Dengan semangat 45 Mikhayla membereskan barang-barangnya menyimpannya di tempat yang aman lalu mengikuti Jenny ke bawah, bahkan Jennifer menggandeng tangan gadis cantik tersebut dengan erat.
" jangan panggil nyunya, panggil tante ike, supya lebih akrab, masak calon mantu memanggil mertua nya Nyonya, mami kalau perlu." bisik Jeny.
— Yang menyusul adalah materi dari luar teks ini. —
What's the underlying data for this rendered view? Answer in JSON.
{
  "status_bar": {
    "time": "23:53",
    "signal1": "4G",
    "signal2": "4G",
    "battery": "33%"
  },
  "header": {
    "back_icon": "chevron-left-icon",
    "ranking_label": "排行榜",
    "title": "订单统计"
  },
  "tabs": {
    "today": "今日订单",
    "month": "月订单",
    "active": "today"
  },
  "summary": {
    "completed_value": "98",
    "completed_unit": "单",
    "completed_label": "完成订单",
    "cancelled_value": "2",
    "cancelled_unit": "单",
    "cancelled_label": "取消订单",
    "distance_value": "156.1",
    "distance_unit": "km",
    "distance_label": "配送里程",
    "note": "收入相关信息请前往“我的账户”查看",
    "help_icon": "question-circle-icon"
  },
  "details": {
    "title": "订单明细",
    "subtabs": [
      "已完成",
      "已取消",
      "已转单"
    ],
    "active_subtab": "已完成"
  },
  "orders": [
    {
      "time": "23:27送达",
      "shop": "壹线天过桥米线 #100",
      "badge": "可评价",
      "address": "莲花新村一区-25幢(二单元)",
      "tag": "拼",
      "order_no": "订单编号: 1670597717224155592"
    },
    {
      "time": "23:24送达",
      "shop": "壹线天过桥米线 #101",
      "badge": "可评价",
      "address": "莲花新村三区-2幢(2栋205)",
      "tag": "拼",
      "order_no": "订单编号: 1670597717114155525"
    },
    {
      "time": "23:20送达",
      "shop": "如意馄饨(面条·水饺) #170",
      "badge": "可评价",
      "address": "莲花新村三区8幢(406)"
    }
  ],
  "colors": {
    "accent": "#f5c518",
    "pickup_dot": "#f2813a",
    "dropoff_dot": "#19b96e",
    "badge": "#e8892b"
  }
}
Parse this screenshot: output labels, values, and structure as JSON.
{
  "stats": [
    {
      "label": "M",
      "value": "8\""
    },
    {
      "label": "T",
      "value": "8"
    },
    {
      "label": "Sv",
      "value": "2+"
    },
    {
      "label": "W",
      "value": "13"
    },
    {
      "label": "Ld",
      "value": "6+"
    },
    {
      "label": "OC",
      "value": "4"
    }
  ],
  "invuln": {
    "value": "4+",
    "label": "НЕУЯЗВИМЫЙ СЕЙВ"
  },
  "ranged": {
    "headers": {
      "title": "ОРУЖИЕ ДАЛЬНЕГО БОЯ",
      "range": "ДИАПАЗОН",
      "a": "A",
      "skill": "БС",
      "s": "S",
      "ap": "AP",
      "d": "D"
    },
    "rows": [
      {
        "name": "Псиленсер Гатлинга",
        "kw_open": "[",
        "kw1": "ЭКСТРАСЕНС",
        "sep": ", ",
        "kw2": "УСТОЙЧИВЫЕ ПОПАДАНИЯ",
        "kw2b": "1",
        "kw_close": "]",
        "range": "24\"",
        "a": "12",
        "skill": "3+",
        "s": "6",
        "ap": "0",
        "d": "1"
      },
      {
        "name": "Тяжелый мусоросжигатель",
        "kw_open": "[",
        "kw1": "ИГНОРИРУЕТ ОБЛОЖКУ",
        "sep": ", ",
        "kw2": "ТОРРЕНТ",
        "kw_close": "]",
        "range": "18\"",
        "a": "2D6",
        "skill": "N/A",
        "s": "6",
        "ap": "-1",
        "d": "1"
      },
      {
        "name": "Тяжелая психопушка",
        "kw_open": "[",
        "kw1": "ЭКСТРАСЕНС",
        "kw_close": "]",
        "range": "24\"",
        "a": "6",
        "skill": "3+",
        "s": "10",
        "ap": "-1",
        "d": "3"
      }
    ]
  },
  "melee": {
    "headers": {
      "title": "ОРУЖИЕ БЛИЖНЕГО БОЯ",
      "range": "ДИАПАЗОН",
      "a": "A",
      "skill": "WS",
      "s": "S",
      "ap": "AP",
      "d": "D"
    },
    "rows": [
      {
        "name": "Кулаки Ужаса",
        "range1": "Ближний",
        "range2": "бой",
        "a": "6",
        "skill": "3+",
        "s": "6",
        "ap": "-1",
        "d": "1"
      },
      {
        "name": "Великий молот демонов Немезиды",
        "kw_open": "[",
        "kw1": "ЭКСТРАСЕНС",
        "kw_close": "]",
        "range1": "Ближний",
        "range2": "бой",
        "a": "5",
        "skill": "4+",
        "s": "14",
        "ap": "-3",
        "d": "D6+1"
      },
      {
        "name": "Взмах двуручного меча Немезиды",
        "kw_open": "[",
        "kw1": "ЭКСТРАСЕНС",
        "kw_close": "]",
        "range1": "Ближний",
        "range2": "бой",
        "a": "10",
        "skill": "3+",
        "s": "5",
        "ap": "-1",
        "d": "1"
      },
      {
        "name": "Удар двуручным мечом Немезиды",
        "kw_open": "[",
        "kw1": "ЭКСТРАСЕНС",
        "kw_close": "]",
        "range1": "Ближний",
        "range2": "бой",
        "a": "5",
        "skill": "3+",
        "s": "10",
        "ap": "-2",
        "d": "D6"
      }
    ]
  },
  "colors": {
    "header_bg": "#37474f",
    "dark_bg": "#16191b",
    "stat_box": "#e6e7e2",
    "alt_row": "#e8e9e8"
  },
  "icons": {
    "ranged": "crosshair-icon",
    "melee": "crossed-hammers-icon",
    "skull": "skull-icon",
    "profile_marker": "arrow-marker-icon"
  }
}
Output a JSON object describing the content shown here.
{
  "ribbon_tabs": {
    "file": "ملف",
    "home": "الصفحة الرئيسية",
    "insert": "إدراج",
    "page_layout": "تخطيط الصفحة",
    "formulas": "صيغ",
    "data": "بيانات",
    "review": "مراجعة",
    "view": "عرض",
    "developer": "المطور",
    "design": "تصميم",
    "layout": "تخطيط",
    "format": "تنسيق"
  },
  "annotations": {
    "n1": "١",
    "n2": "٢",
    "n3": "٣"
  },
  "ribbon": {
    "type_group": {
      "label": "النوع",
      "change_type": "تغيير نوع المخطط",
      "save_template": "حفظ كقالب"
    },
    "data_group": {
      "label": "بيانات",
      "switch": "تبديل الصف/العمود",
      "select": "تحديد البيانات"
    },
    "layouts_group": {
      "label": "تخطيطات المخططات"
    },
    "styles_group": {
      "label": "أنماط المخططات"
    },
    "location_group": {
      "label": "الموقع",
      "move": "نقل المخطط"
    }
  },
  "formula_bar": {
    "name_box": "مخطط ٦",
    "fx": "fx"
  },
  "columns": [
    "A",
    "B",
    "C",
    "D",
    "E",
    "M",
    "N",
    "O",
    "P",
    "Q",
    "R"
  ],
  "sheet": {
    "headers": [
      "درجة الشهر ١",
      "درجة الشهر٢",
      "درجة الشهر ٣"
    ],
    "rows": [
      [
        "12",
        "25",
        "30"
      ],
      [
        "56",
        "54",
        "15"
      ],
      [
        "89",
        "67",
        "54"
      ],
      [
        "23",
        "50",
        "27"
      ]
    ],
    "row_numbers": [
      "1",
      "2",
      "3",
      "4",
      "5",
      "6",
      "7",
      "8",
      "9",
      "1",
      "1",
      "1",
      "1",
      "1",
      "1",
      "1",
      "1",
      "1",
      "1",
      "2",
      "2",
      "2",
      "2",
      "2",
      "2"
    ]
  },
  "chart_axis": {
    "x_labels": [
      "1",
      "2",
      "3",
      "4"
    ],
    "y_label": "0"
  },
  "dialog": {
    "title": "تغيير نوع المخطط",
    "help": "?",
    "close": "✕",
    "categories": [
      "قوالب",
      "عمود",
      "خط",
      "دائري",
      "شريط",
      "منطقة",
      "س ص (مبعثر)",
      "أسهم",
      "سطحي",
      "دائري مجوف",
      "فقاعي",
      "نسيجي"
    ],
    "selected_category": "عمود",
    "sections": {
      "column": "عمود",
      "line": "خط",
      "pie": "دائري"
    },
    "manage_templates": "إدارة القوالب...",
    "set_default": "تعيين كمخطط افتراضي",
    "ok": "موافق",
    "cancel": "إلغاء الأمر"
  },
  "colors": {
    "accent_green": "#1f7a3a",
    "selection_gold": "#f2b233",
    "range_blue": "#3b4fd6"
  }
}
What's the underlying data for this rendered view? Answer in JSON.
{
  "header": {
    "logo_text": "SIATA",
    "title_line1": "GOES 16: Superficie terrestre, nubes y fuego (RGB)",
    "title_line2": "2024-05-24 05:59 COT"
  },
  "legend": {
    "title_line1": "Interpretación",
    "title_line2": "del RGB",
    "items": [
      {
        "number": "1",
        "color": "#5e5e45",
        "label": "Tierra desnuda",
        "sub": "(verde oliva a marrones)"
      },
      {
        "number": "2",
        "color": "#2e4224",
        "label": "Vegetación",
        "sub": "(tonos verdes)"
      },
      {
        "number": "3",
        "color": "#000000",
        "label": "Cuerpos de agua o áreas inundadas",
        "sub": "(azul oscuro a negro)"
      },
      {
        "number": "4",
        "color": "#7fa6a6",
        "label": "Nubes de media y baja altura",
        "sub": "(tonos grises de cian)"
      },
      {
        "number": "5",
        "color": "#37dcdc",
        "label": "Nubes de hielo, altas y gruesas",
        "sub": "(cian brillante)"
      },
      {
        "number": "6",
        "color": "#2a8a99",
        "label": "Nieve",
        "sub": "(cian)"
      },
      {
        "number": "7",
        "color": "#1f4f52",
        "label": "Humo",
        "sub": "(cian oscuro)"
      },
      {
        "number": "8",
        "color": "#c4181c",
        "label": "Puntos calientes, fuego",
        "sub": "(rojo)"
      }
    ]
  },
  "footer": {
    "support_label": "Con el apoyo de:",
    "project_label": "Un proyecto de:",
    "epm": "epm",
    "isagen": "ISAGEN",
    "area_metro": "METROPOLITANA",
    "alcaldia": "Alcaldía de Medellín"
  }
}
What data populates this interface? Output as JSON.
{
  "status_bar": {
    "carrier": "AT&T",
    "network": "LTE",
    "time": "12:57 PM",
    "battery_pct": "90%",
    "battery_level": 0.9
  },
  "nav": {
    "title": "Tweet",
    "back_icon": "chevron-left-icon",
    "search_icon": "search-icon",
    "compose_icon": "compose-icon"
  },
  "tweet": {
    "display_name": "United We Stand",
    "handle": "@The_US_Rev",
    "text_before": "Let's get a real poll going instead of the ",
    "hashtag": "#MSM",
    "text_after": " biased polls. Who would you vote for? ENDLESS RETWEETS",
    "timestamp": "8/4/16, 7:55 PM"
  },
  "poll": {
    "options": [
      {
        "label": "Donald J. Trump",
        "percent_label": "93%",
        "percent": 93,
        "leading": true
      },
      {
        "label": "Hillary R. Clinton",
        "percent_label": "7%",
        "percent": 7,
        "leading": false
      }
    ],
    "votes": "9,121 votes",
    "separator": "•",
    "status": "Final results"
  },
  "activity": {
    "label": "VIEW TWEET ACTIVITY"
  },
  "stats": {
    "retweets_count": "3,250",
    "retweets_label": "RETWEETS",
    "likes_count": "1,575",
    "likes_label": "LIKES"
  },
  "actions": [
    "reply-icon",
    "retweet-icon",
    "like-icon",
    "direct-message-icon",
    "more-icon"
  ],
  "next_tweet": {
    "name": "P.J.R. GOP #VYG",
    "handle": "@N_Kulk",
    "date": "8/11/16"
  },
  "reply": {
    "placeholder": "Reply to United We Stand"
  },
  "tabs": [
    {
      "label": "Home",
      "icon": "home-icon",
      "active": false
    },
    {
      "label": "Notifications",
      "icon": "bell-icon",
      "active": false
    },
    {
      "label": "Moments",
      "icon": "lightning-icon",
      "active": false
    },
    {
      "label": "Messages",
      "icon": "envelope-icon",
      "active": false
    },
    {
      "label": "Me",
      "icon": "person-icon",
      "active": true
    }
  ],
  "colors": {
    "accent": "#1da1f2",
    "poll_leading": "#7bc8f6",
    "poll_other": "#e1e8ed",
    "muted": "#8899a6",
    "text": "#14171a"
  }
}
Mikha hanya tersenyum geli, kemaren orang tuanya eh sekarang ibu Axel, Mikha tak habis fikir dengan orang orang ini, kok punya pemikiran yang sama.
Kejadian langka itu tak luput dari pandangan para karyawan. di perusahaan Axel, bahkan ada yang diam mengambil gambar kedekatan keduanya.
" sekretaris baru itu dia tidak hanya menarik perhatian Tuhan Exel bahkan nyonya besar sangat menyukainya, Baru kali ini ada pegawai dari tuan Exel yang Bahkan digandeng tangannya sambil bercanda seperti itu seperti ibu dan anak saja." bisik salah satu karyawan pada karyawan lainnya.
" Gue sih Percaya saja kalau itu Mikha, Lihatlah orangnya humble have fun banyak bicara, lucu dan menyenangkan, pasti siapa saja akan langsung jatuh cinta kepadanya, kalau gue jadi tuan Exel, langsung gue halalin, takut diembat orang duluan." jawab B dan mendapatkan gelak tawa karyawan yang lain. Beda dengan karyawan perempuan, mereka memendam rasa iri dan dengki yang mendaly pada Mikha.
Jenny mengajak Mikha ke sebuah restoran yang sangat nyaman, bukan restoran elit, tapi suasana disini begitu mendukung, bahkan ada taman buatan di sekitar restoran tersebut. Mereka mencari tempat di pinggir Taman supaya bisa menikmati suasana sore dengan nyaman dan melihat beberapa bunga yang ditanam di restoran tersebut, mereka juga melihat ada beberapa anak kecil yang bermain di taman itu lihat itu yang lucu lucu dan imut.